Ometsuke (inspector general) (大目付)

Ometsuke was a governmental post in the Edo period belonging to Roju (the second highest post in the Edo bakufu government) in the government system, and played a role of an inspector who watched daimyo (Japanese feudal lord), koke (privileged families under Tokugawa Shogunate), and the Imperial court to protect the bakufu (Japanese feudal government headed by a shogun) from rebellion of these powers. This post was also introduced some domains as well.

In the early Edo period, Ometsuke officers were selected from daimyo, such as Munenori YAGYU, but later, from Hatamoto (direct retainers of the bakufu, which was a form of Japanese feudal government headed by a shogun) earning 3000 to 5000 koku (approx. 180 liters/koku) rice yields. Ometuse was one of the highest post among Hatamoto, being equivalent to Edojo-rusui (the post of housekeeping the Edo castle while the shogun was absent from the castle) and Karo (the chief retainer) of the gosankyo families (three privileged branch families of Tokugawa). Although Ometsuke was a Hatamoto, he watched daimyo, who earned a rice yield of at least 10,000 koku. Therefore, his social status in office was equivalent to that for a 10,000-koku class daimyo with the title of XX no kami conferred on him as well.

Entering the middle of the Edo period, the jobs of this post became more like Denrei (the post for informing daimyo of instructions from the bakufu) or Gireikan (the post in charge of etiquette) in Denchu (the Edo castle), rather than the original post for inspection. The officers in this post also took five additional posts (called Kentai), including Dochu-bugyo (the post in charge of road-related matters), shumon aratame-yaku (the post in charge of the persecution of Christians), and teppo-aratame (the post for monitoring and checking guns owned by ordinary people). The number of officers in this post was five. The Ometsuke officer in charge of Dochu-bugyo was placed in the head of the five officers. The officers functioned as a deputy of seii-taishogun (literally, great general who was to subdue the barbarians), as Kyoto shoshidai (the Kyoto deputy) and Osaka jodai (the person sent for controlling the Osaka castle) did. The Ometsuke post was placed above the Metsuke post that belonged to the Wakadoshiyori post (a managerial post in Edo bakufu), and the Ometsuke's power became increasingly stronger.

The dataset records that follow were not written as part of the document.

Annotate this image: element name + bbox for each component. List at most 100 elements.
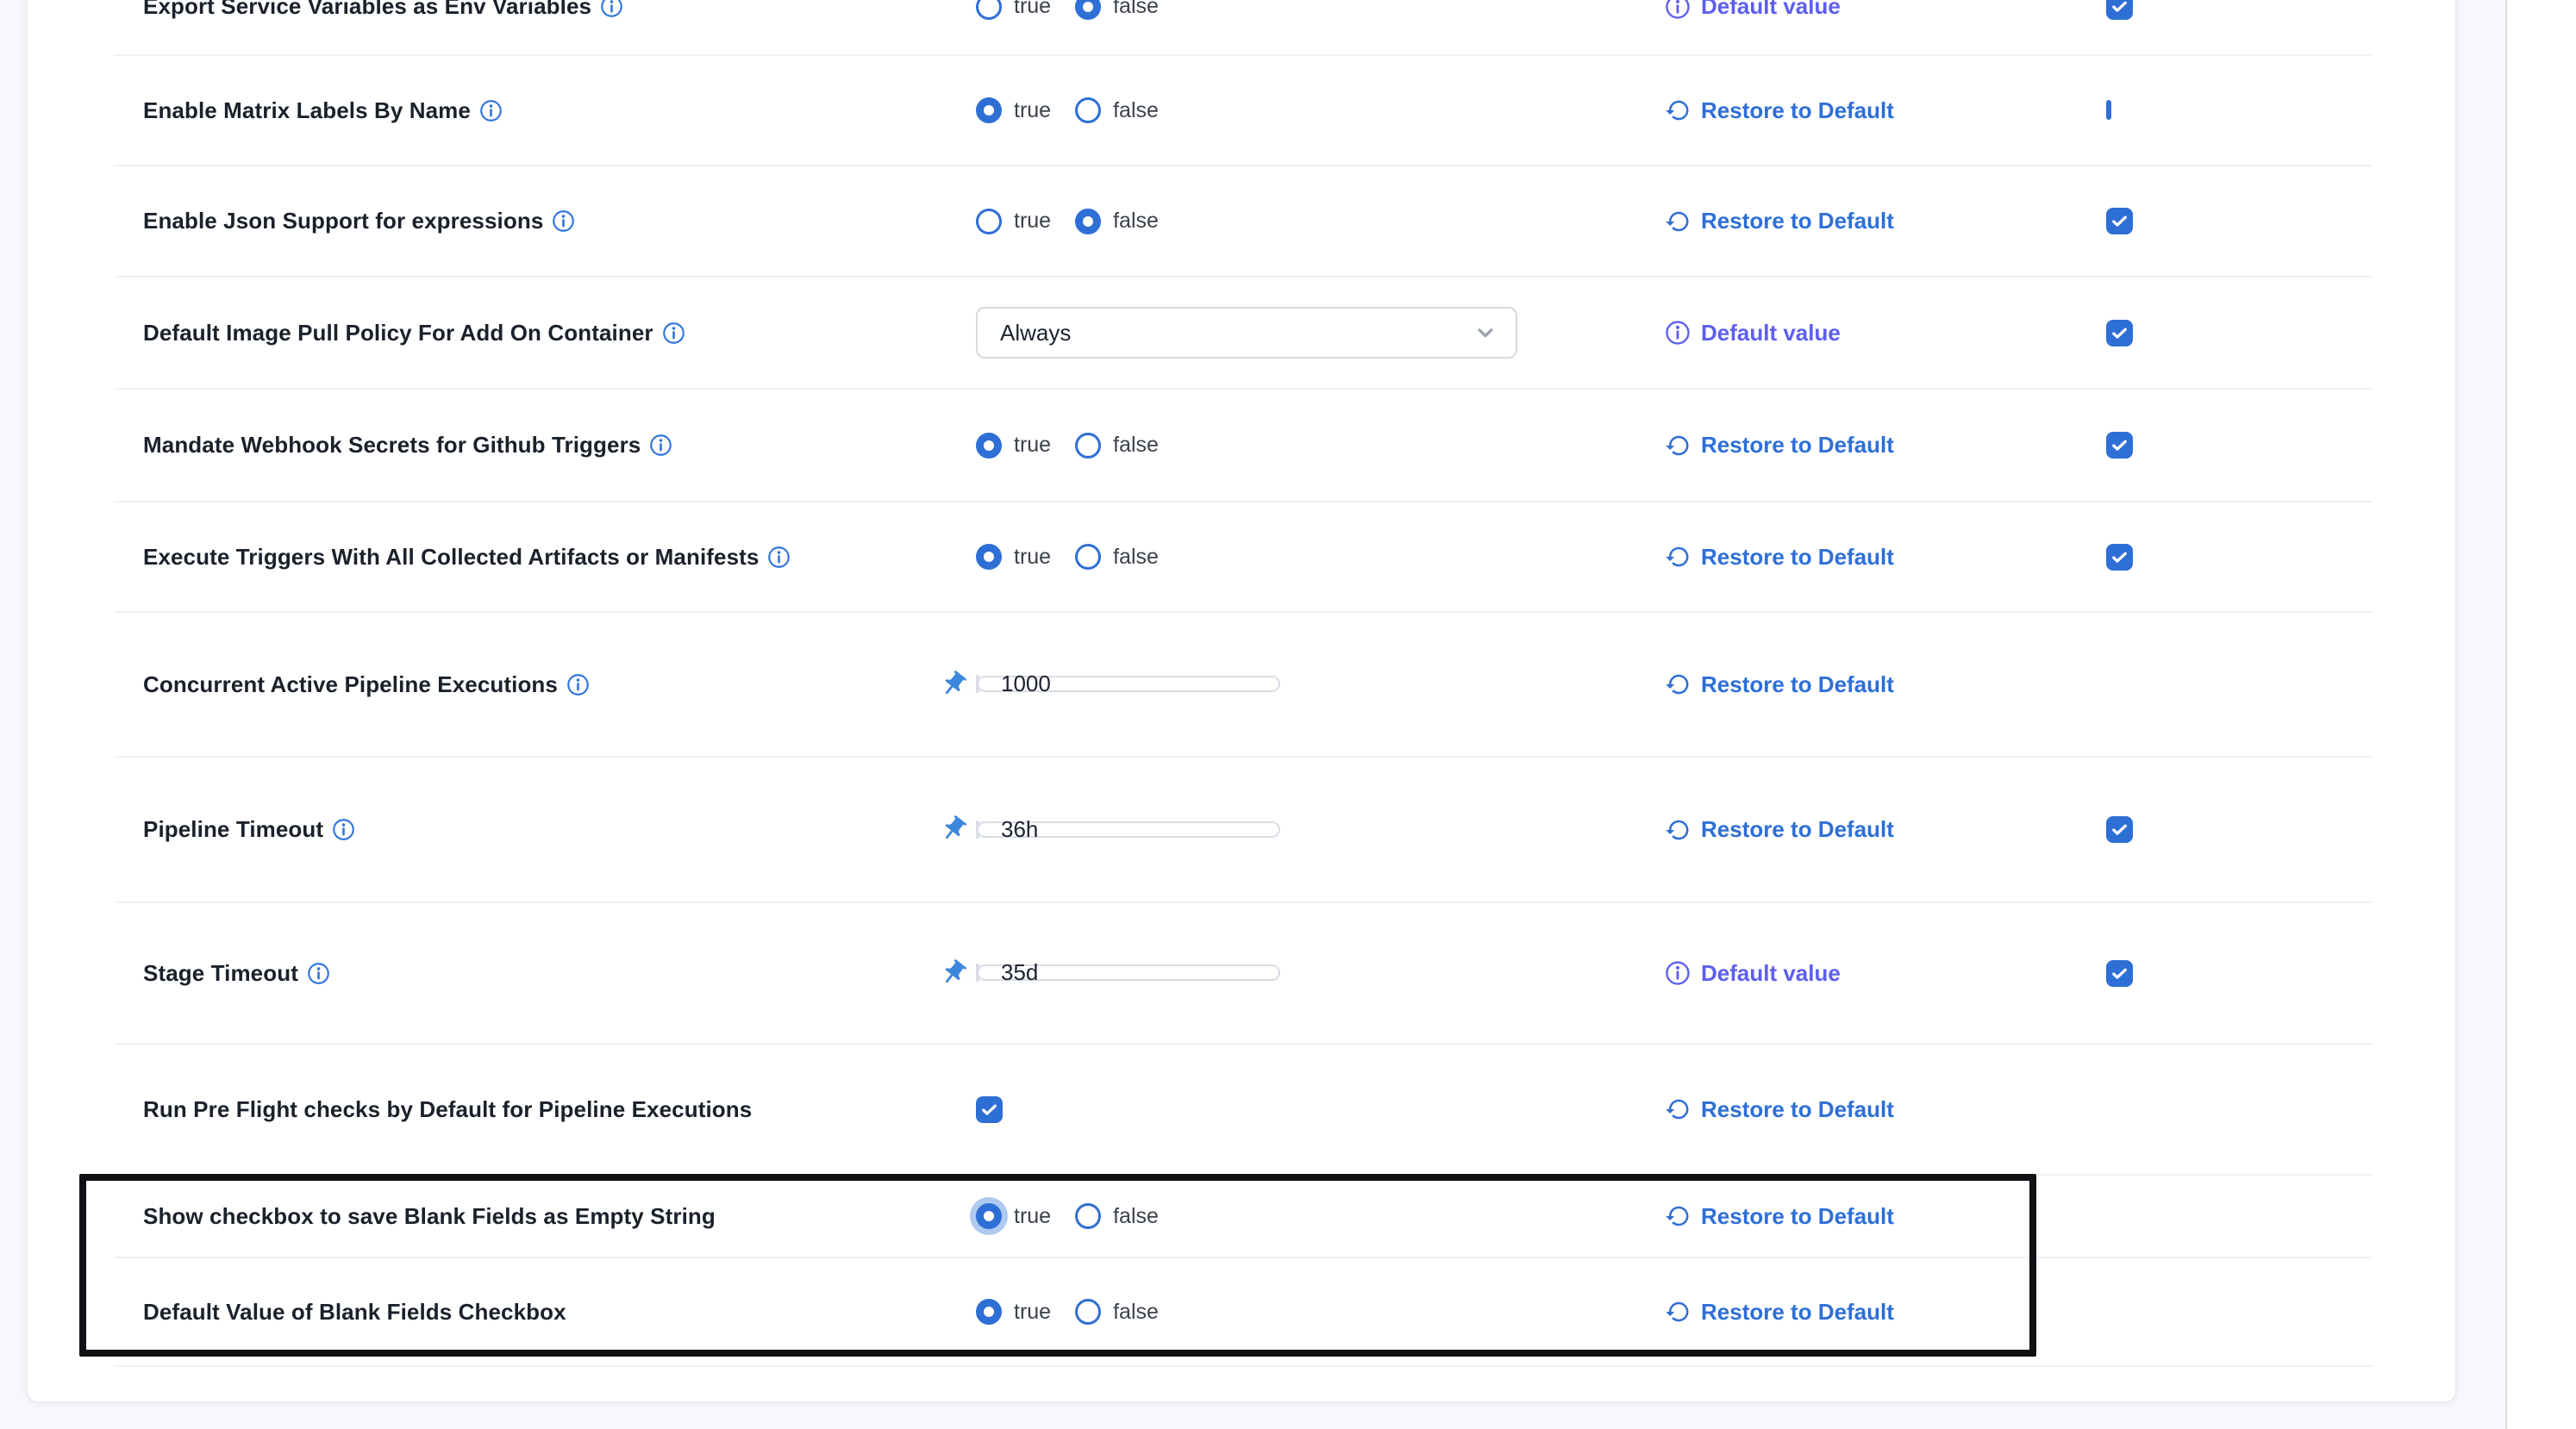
restore-to-default-link[interactable]: Restore to Default	[1665, 1096, 2106, 1123]
info-icon[interactable]	[552, 209, 575, 233]
setting-label-cell: Enable Json Support for expressions	[143, 207, 976, 235]
restore-to-default-link-label: Restore to Default	[1701, 208, 1894, 234]
info-icon[interactable]	[767, 546, 791, 569]
apply-setting-checkbox[interactable]	[2106, 100, 2111, 120]
restore-to-default-link[interactable]: Restore to Default	[1665, 208, 2106, 234]
apply-setting-checkbox[interactable]	[2106, 544, 2133, 571]
scrollbar-track[interactable]	[2507, 0, 2576, 1429]
radio-true[interactable]	[976, 433, 1002, 459]
restore-to-default-link-label: Restore to Default	[1701, 97, 1894, 124]
restore-to-default-link[interactable]: Restore to Default	[1665, 432, 2106, 459]
setting-label: Stage Timeout	[143, 960, 298, 986]
radio-option-false[interactable]: false	[1075, 97, 1159, 123]
radio-true-label[interactable]: true	[1014, 98, 1051, 123]
pinned-input-group: 36h	[976, 821, 979, 839]
pin-button[interactable]	[929, 965, 978, 980]
radio-false[interactable]	[1075, 97, 1101, 123]
apply-setting-checkbox[interactable]	[2106, 816, 2133, 843]
default-value-indicator: Default value	[1665, 960, 2106, 987]
setting-label: Default Image Pull Policy For Add On Con…	[143, 320, 653, 346]
restore-to-default-link-label: Restore to Default	[1701, 544, 1894, 571]
default-value-indicator: Default value	[1665, 0, 2106, 20]
setting-action-cell: Restore to Default	[1665, 208, 2106, 234]
info-icon[interactable]	[600, 0, 623, 18]
restore-icon	[1665, 671, 1691, 697]
preflight-checkbox[interactable]	[976, 1096, 1003, 1123]
setting-label-cell: Enable Matrix Labels By Name	[143, 97, 976, 125]
radio-option-true[interactable]: true	[976, 209, 1051, 234]
info-icon[interactable]	[307, 962, 330, 985]
radio-false[interactable]	[1075, 0, 1101, 20]
setting-checkbox-cell	[2106, 320, 2373, 346]
restore-to-default-link[interactable]: Restore to Default	[1665, 816, 2106, 843]
radio-true-label[interactable]: true	[1014, 545, 1051, 570]
radio-option-true[interactable]: true	[976, 0, 1051, 20]
pin-button[interactable]	[929, 822, 978, 837]
default-value-indicator-label: Default value	[1701, 0, 1841, 20]
default-value-indicator: Default value	[1665, 320, 2106, 346]
radio-true[interactable]	[976, 97, 1002, 123]
radio-option-true[interactable]: true	[976, 433, 1051, 459]
true-false-radio-group: true false	[976, 0, 1665, 20]
radio-true-label[interactable]: true	[1014, 209, 1051, 234]
value-input[interactable]: 35d	[977, 964, 1280, 981]
radio-true-label[interactable]: true	[1014, 433, 1051, 458]
setting-control-cell: true false	[976, 433, 1665, 459]
radio-false[interactable]	[1075, 544, 1101, 570]
setting-label: Concurrent Active Pipeline Executions	[143, 671, 558, 697]
apply-setting-checkbox[interactable]	[2106, 0, 2133, 20]
info-icon[interactable]	[332, 818, 355, 841]
setting-action-cell: Default value	[1665, 320, 2106, 346]
setting-checkbox-cell	[2106, 208, 2373, 234]
info-icon[interactable]	[479, 99, 503, 122]
radio-option-true[interactable]: true	[976, 97, 1051, 123]
apply-setting-checkbox[interactable]	[2106, 432, 2133, 459]
apply-setting-checkbox[interactable]	[2106, 320, 2133, 346]
apply-setting-checkbox[interactable]	[2106, 960, 2133, 987]
pinned-input-group: 1000	[976, 675, 979, 693]
restore-to-default-link[interactable]: Restore to Default	[1665, 671, 2106, 698]
radio-false-label[interactable]: false	[1113, 433, 1159, 458]
radio-false[interactable]	[1075, 433, 1101, 459]
setting-label-cell: Mandate Webhook Secrets for Github Trigg…	[143, 431, 976, 459]
image-pull-policy-select[interactable]: Always	[976, 307, 1517, 359]
radio-false[interactable]	[1075, 209, 1101, 234]
radio-true-label[interactable]: true	[1014, 0, 1051, 19]
setting-label-cell: Concurrent Active Pipeline Executions	[143, 671, 976, 699]
setting-action-cell: Default value	[1665, 960, 2106, 987]
info-icon[interactable]	[662, 321, 685, 345]
radio-option-false[interactable]: false	[1075, 544, 1159, 570]
restore-to-default-link[interactable]: Restore to Default	[1665, 97, 2106, 124]
radio-option-false[interactable]: false	[1075, 209, 1159, 234]
setting-label-cell: Run Pre Flight checks by Default for Pip…	[143, 1095, 976, 1124]
info-icon[interactable]	[649, 434, 672, 457]
setting-action-cell: Default value	[1665, 0, 2106, 20]
pin-button[interactable]	[929, 677, 978, 691]
info-icon[interactable]	[566, 673, 590, 696]
restore-icon	[1665, 209, 1691, 234]
radio-true[interactable]	[976, 209, 1002, 234]
settings-row: Run Pre Flight checks by Default for Pip…	[114, 1045, 2373, 1176]
setting-label: Enable Matrix Labels By Name	[143, 97, 471, 123]
radio-true[interactable]	[976, 0, 1002, 20]
value-input[interactable]: 36h	[977, 821, 1280, 838]
settings-row: Enable Matrix Labels By Name true false …	[114, 56, 2373, 166]
restore-icon	[1665, 544, 1691, 570]
radio-false-label[interactable]: false	[1113, 545, 1159, 570]
restore-to-default-link-label: Restore to Default	[1701, 432, 1894, 459]
value-input[interactable]: 1000	[977, 676, 1280, 692]
select-value: Always	[1000, 320, 1071, 346]
restore-to-default-link[interactable]: Restore to Default	[1665, 544, 2106, 571]
setting-checkbox-cell	[2106, 0, 2373, 20]
radio-false-label[interactable]: false	[1113, 0, 1159, 19]
radio-false-label[interactable]: false	[1113, 98, 1159, 123]
radio-option-true[interactable]: true	[976, 544, 1051, 570]
radio-option-false[interactable]: false	[1075, 0, 1159, 20]
radio-option-false[interactable]: false	[1075, 433, 1159, 459]
radio-true[interactable]	[976, 544, 1002, 570]
setting-checkbox-cell	[2106, 960, 2373, 987]
setting-control-cell	[976, 1096, 1665, 1123]
apply-setting-checkbox[interactable]	[2106, 208, 2133, 234]
settings-row: Default Image Pull Policy For Add On Con…	[114, 278, 2373, 390]
radio-false-label[interactable]: false	[1113, 209, 1159, 234]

In a domain, the Ometsuke officers were mostly selected from the retainers of the domain who were placed under Churo (the post immediately under Karo), Ban-gashira (a post in the domain government) and Kumi-gashira (also a post in the domain government). In Satsuma domain, the post was called Yokome-gashira, and was placed after Karo and to Wakatoshiyori. The officers were appointed from samurai in such high classes as Issho-mochi (literally, a one-place holder) or Issho-mochi-kaku (the Issho-mochi level).